When he was seminary rector at San Pablo Seminary, the regional collegiate seminary of Northern Luzon, Bishop Rodolfo Beltran dreaded dismissing seminarians. He cried even before the seminarian who was asked to leave the seminary did.  All of us who worked with him know that he is one of the gentlest, kindest persons you will meet. His humor is infectious, and his quips can send you roaring.

It saddens me that he is now the victim of vicious attacks. He has even been criminally charged with libel for having exercised his canonical authority to warn and to admonish. Bishop Rudy has been pilloried because, like a good bishop, he has refused to buckle down in the face of snarls and bared fangs.  He has chosen to stand by one of his embattled priests.

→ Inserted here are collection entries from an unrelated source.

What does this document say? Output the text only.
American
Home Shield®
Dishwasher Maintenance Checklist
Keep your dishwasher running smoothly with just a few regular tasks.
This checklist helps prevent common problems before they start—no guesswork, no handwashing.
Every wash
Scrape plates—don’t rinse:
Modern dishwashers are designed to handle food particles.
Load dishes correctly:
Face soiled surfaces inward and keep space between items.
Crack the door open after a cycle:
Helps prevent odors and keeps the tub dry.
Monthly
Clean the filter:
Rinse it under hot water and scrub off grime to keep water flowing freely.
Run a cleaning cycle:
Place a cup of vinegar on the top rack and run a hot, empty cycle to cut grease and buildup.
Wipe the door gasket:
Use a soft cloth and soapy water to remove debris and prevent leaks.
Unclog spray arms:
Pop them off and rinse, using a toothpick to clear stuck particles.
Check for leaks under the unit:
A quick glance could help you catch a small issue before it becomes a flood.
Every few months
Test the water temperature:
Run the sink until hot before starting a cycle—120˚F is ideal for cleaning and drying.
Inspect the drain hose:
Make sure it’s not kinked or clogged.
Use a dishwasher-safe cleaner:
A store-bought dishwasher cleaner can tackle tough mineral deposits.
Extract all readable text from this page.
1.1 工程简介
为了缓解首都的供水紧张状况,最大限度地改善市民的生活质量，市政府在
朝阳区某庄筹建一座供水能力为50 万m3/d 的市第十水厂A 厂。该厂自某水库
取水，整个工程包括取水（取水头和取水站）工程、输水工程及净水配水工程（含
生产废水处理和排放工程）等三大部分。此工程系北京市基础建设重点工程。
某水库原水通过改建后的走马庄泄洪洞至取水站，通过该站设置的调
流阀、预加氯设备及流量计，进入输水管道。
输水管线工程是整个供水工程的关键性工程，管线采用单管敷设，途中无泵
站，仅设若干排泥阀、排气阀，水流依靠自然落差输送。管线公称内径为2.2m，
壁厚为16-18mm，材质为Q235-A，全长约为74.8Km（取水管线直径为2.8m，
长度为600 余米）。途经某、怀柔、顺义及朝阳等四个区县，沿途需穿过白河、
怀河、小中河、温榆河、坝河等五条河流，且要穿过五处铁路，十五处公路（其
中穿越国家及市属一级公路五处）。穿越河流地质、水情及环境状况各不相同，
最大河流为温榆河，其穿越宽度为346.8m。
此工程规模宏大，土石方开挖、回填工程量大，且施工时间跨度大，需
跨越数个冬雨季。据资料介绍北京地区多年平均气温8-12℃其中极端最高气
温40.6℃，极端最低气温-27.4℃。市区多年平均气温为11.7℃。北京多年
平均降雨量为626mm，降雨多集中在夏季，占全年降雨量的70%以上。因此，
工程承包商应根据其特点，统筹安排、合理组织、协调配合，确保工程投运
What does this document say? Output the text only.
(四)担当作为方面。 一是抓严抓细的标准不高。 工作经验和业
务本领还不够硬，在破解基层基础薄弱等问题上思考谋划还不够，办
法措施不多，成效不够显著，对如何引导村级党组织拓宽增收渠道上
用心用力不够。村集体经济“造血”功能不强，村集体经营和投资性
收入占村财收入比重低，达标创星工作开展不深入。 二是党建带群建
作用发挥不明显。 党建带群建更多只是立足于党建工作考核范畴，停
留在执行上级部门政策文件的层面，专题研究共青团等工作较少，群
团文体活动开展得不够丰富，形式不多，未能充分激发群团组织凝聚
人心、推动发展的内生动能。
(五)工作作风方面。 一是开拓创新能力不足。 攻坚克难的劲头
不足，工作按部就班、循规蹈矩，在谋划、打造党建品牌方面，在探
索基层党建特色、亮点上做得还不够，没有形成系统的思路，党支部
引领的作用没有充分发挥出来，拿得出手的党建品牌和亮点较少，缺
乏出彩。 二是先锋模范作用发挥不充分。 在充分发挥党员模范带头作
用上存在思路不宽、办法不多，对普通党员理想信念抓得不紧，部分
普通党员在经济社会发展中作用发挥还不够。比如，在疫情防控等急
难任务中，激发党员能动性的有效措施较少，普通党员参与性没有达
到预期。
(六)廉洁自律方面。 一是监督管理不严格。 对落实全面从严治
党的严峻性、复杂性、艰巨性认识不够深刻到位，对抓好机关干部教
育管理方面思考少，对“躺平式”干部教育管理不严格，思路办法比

It might be true that the priest is not the model of gentleness and virtue, but noble indeed is the bishop who, though not blind to his priest's failings, refuses to cower in the face of adverse opinion and to give up on his priest. That is exactly the reason that Bishop Rudy must now climb calvary.

As bishop, he assigned a priest to the parish of St. Augustine in Naguilian, one of La Union's towns on the way to Baguio City.  Somehow, the priest struck a wrong chord with some of the parishioners.  Two of these parishioners have since agitated for the removal of the parish priest, calling on State authorities even who, true to form as "politikos", have also thrown in their support for good measure.

No bishop worth his miter will appoint a priest or revoke an appointment on the sole basis of agitation and lobbying either for or against him.  And that is why Bishop Rudy has stood firm on his decision not to transfer the priest.  His misgivings are justified: How else does a bishop govern his diocese if the assignments of priests should be subject to whim, fancy and the approval of rabble-rousers?  It is to a bishop that pastoral governance is entrusted, not to the approval of a throng!

I know Bishop Rudy.  All his seminarians and priests love him.  His detractors are wrong, and they are malicious in their attacks against his person.  Media took up the report that he had been criminally charged.  He is wrongly charged, and he has done everything and only that which any good and truly fatherly bishop should!



Fr. Ranhilio Callangan Aquino is the dean of the San Beda Graduate School of Law.